Aristide Raguit est né le 16 décembre 1842. Sa famille habite rue Chefdeville. Il étudie au petit séminaire de Montmorillon avant d'être envoyé au séminaire des Missions Etrangères de Paris. Le 7 juillet 1872, il embarque à Marseille pour un long voyage vers la Chine en passant par le canal de Suez récemment ouvert. A son arrivée, il découvre la Mandchourie, province du nord-est de la Chine, grande comme 2 fois la France. Le climat est rude: sibérien en hiver, torride en été. La majorité des habitants est bouddhiste. Nommé à l'ouest du pays, il occupe tout d'abord des fonctions administratives; mais très vite, il est envoyé au nord où les populations nomades vivent dans un très grand dénuement. Malgré sa nostalgie pour Vendeuvre sa terre natale (voir citation ci-dessous) il met toute son énergie à évangéliser, à fonder des écoles, une pharmacie. Il crée en particulier la 1ère école de filles de la région. Il meurt en 1889 sans avoir jamais revu sa famille et son Poitou, d'une maladie peut-être le typhus.

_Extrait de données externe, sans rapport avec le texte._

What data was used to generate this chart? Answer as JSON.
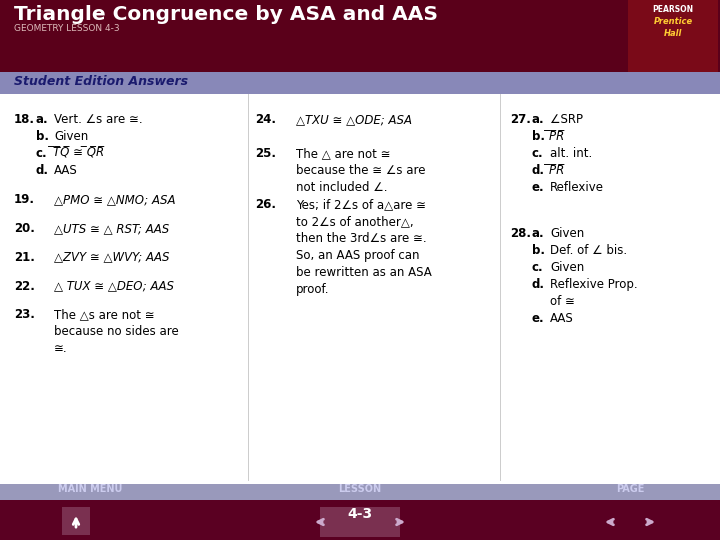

" L'aspect de la Mongolie, malgré sa couche de neige, m'a réjoui la vue. Les bouquets d'arbres y sont plus nombreux qu'au Sud, et son sol ondulé ma rappelait notre cher Poitou. Un matin, j'arrivai sur le haut d'un coteau... je ferlai les yeux: en imagination, je fis disparaître la neige, le givre et le froid et, j'avais devant moi ce panorama tant aimé de vendeuvre que nous contemplions si souvent, mon cher frère et moi, du haut des collines de Chatenay." (lettre à ses parents, 04/05/1881, extraite du livre de Jacques Bouquet "Missionnaires Poitevins")

 

3ème partie:

RAOUL PERET, maire de Vendeuvre

 

A Vendeuvre, on a le chic pour passer à côté de la gloire : on avait le plus beau des châteaux Renaissance, il n’en reste plus rien ; on avait une importante agglomération gallo-romaine : il ne reste plus grand-chose ; on a un grand philosophe inhumé au cimetière mais tous ses effets personnels ont été détruits par sa mère… et on a aussi un presque président de la République : Raoul Peret. Né à Châtellerault le 29 novembre 1870, son père était magistrat à la cour de Poitiers. Lui-même entame à Poitiers des études de droit qu’il termine à Paris. A 31 ans il est élu conseiller général du canton de Neuville de Poitou puis en 1902 il est élu pour la 1ère fois à la chambre des députés dont il deviendra le président en 1920 ; la même année (1902) il est aussi élu maire de Vendeuvre (où sa famille possède des terres) puis sénateur de la Vienne. Il siège alors dans le groupe de la gauche républicaine et démocratique. Gaston Doumergue, président du Conseil le nomme au ministère de l’intérieur puis il devient ministre du commerce, de l’industrie et des P.T.T. Il sera ministre de la justice sous plusieurs gouvernements pour de courtes périodes. C’est à ce poste en 1930 qu’il est touché par un scandale financier : « l’affaire Oustric ». Il comparait devant le Sénat constitué en Haute Cour de justice qui l’acquitte en l’absence de preuves suffisantes. Mais sa carrière politique nationale est brisée. Il quitte alors Paris, se retranche dans son canton où il meurt totalement oublié en 1942. Dans les années 20, il était très apprécié, (le journal « L’Avenir de la Vienne » parle de lui en ces termes: « Son patriotisme éclairé, la pureté de ses convictions patriotiques, sa haute valeur morale, la distinction et l’élévation de ses pensées… ») ; il aurait pu finir sa brillante carrière comme Président de la République ; seule la commune de Vendeuvre lui a rendu hommage en baptisant de son nom la place centrale du village.

 

 

4ème partie :

Rodolphe Salis

 

Louis Rodolphe Salis est né à Chatellerault le 29 mai 1851 et mort à Naintré en 1897. A près son service militaire, il s'installe à Paris et ouvre en 1881 un cabaret: "Le chat noir" à Montmartre. Il y sert du mauvais vin dans un décor sommaire. Mais très vite les lieux sont fréquentés par les artistes qui hantent les rues de Paris et devient célèbre. Des chansonniers se produisent sur un ton très libre pour l'époque. Rodolphe Salis fait même des tournées en France. A Marigny-Brizay, il séjourne au manoir de La Vauguyot (XVIème siècle). A Marigny une rue poirte le nom de Rodolphe Salis.